La chica perfecta

54 0 0
                                    


1

En «La Biblioteca», pequeño pero elegante bar que curiosamente está diseñado con una temática literaria, se encuentran dos jóvenes alicorados, que gracias a la efervescencia del alcohol platican con cierta tonalidad risueña. Hugo y su amigo Heriberto, acostumbran reunirse cada fin de semana para sostener una tertulia bohemia, en la que hablan del arte en todas sus expresiones; obras de teatro, pinturas, libros y museos. Pláticas de dos sujetos con interés por lo intelectual, quienes entre copas de vino —Boone de fresa para Hugo, pues solo soporta bebidas alcohólicas dulces— y cerveza para Heriberto —es adicto a las míticas toñas— terminan siempre haciendo el ridículo.

Comienzan tertuliando acerca de poemas y comentando una que otra obra maestra recién escrita por la poetisa salvadoreña Portillo, contrastando lo culto y elevado de sus versos, en los que la mitología juega un rol preponderante, para luego —al pasar unas rondas de vino y toña— comentar qué mascota es mejor, entre los perros y gatos. Ya para las diez de la noche, las bebidas han hecho cortocircuito en sus aturdidas neuronas que les hacen pensar mayoritariamente en temas anodinos y vulgares, en un irónico contraste con los debates supuestamente sublimes para los que conciertan sus coloquios.

Inevitablemente, Heriberto trata el tema de todas las historias habidas y por haber: el amor. De un ingeniero en sistema, serio y rígido, amante de los cálculos y los formalismos, sorpresivamente sufre una metamorfosis que le hace devenir en una improbable tía, que llena de curiosidad, pregunta a su sobrino la legendaria interrogante: «¿Para cuándo la novia?».

—Y dime Hugo, ¿cuánto tiempo más piensas estar soltero?, la juventud solo es una y si necesitas uno que otro consejo, déjamelo a mí, porque yo a tu edad ya había conquistado hasta a alguna señora cuarentona.

—Amigo, ¿cuántas latas llevas ya?, parece que siempre terminamos hablando de mujeres, como borrachos de los que abundan aquí, y en la China. Pero para tu información, hace años tuve a una diosa en mis manos...—dijo Hugo, jugando con una copa en la que quedaba poco vino, haciendo que el rosáceo líquido de su interior bailase de un lado al otro.

—Seguro que el señor Boones ya te está haciendo inventar cosas— respondió Heriberto, en risas.

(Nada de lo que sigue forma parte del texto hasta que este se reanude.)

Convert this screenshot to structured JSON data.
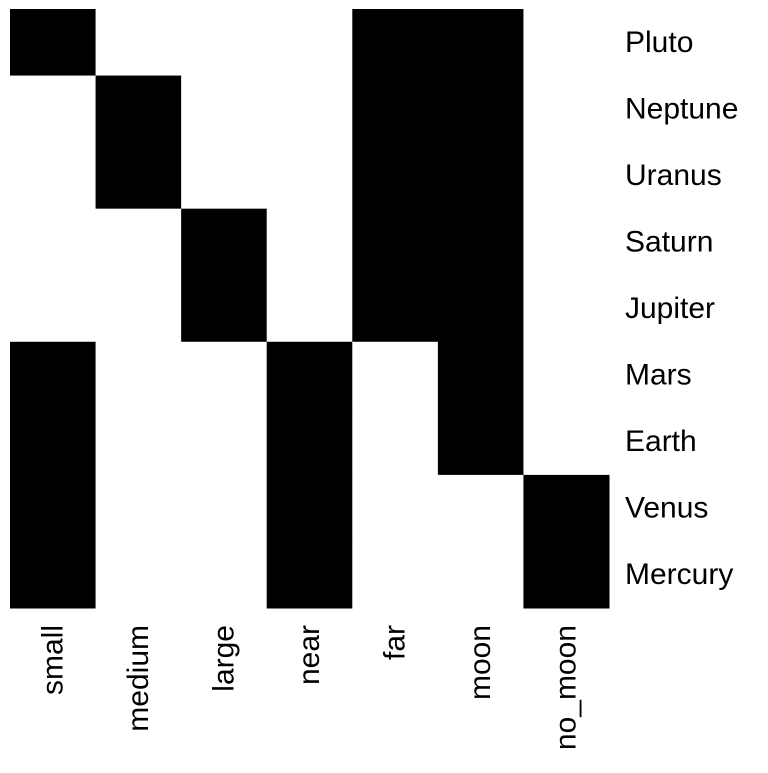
{
  "chart_data": {
    "type": "heatmap",
    "title": "",
    "xlabel": "",
    "ylabel": "",
    "grid": false,
    "legend": "none",
    "colors": {
      "filled": "#000000",
      "empty": "#ffffff"
    },
    "columns": [
      "small",
      "medium",
      "large",
      "near",
      "far",
      "moon",
      "no_moon"
    ],
    "rows": [
      "Pluto",
      "Neptune",
      "Uranus",
      "Saturn",
      "Jupiter",
      "Mars",
      "Earth",
      "Venus",
      "Mercury"
    ],
    "values": [
      [
        1,
        0,
        0,
        0,
        1,
        1,
        0
      ],
      [
        0,
        1,
        0,
        0,
        1,
        1,
        0
      ],
      [
        0,
        1,
        0,
        0,
        1,
        1,
        0
      ],
      [
        0,
        0,
        1,
        0,
        1,
        1,
        0
      ],
      [
        0,
        0,
        1,
        0,
        1,
        1,
        0
      ],
      [
        1,
        0,
        0,
        1,
        0,
        1,
        0
      ],
      [
        1,
        0,
        0,
        1,
        0,
        1,
        0
      ],
      [
        1,
        0,
        0,
        1,
        0,
        0,
        1
      ],
      [
        1,
        0,
        0,
        1,
        0,
        0,
        1
      ]
    ]
  }
}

A la distancia, viéndolos por el rabillo del ojo, y acarreando órdenes diligentemente estaba Lucía, la mesera que usualmente atiende a ambos jóvenes, quien escuchó lo último que dijo Heriberto y soltó una pequeña risa. Les tenía dentro de su radar por lo que de vez en cuando interceptaba una que otra palabra en el aire cuando aquellos clientes se exaltaban en sus conversaciones y subían la voz. Pensó: «Ya comienzan con sus historias de amoríos imposibles, esto es mejor que ver telenovelas», por lo que se acercó a la mesa para poner más atención a las locuritas de Hugo.

—Oye Hugo —les interrumpe la guapa mesera, que con su encantador aspecto de gitana se les ha acercado silenciosamente—. Antes de que comiences con tu relato aventurero acerca de la diosa —por poco y no aguanta la risa— dime quién ganó, entre los perros y gatos. A como me digan que los gatos son mejores que los canes, perderán muchos puntos conmigo.

—Mejor no hablemos de eso —responde Heriberto—. Está empeñado en defender a sus felinos hasta el fin de los tiempos, a pesar de que le he dicho hasta el cansancio que por algo la expresión el mejor amigo del hombre, hace referencia a nuestros peludos y ladradores acompañantes.

—Ah, ustedes no lo entenderían... —responde Hugo sulfurado—. Es un tema filosófico y conceptual que sus pequeñas mentes todavía no han asimilado, ¡tener un gato es como disfrutar del placer de tener a un león en casa!, solo que en miniatura. Nunca comprenderán el placer de pasar la mano en el suave pelaje del rey de la selva, solo que en modelo a escala.